By contrast, Murphy, whose noxious old-school nomination — she was anointed in a Tallahassee back room by Democratic Party power brokers — proved not to be off-putting, arrived with a reputation for professional competence derived from her work at Raymond James and her volunteer activities. That sense of things was affirmed by a cheerful felicity for articulating her points of view.
That said, we shouldn’t ascribe too much credit to those opinions — which could have sprung from the usual coalition of Democrat interest groups — being crucial to her win.
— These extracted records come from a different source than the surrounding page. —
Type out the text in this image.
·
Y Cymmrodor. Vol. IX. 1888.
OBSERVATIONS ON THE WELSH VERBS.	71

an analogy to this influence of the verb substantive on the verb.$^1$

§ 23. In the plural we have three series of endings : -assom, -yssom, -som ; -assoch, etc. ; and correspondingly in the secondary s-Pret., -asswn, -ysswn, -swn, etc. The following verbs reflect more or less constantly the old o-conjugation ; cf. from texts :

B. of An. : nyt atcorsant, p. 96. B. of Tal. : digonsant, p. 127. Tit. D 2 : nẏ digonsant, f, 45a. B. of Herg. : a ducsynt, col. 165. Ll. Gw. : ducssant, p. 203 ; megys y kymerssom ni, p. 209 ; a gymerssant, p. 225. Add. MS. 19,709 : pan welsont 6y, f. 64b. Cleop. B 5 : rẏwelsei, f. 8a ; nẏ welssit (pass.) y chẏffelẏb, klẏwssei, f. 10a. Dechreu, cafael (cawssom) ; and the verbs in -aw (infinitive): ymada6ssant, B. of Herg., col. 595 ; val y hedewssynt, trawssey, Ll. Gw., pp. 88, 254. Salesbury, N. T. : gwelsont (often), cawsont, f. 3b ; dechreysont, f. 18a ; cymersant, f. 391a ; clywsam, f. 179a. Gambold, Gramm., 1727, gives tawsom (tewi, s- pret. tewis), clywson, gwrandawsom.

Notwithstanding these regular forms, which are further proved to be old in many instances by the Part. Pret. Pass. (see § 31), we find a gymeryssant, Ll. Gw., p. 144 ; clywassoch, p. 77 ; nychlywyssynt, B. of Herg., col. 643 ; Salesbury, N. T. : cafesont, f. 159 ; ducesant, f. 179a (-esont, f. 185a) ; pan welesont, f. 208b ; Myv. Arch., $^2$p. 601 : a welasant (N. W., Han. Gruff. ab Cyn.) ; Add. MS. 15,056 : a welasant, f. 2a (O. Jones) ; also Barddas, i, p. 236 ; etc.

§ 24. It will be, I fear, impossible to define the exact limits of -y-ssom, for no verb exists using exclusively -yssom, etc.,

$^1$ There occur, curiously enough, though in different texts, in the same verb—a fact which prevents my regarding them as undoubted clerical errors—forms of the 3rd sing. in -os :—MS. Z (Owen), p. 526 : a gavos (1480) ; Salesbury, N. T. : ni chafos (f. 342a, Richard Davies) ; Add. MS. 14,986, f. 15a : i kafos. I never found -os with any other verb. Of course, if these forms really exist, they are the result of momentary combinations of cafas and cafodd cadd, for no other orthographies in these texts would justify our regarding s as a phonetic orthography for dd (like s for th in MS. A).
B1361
And it’s downright hilarious to imagine Murphy’s harrowing 1.7-percent margin in a district won twice, handily, by Barack Obama suggests a shift among voters toward a larger, more meddlesome government.
Of particular interest is Murphy’s support for taking $51 billion in federal money over the next 10 years to expand Medicaid (the worst possible insurance, in many cases even worse than no insurance, studies show) under Obamacare. Check back with us next summer once the president’s “signature program” has kicked in good and hard. We’ll see then how popular anything Obamacare-related is.
Nope. This was no canary in a coal mine. It was a snapshot, a passing moment, a confluence of unreplicable events — including Fasano’s useful endorsement and a federal government partial work-stoppage blamed on the GOP — that amounts to the odd midweek series when the Red Sox lose three to Houston, forgotten come crunch time.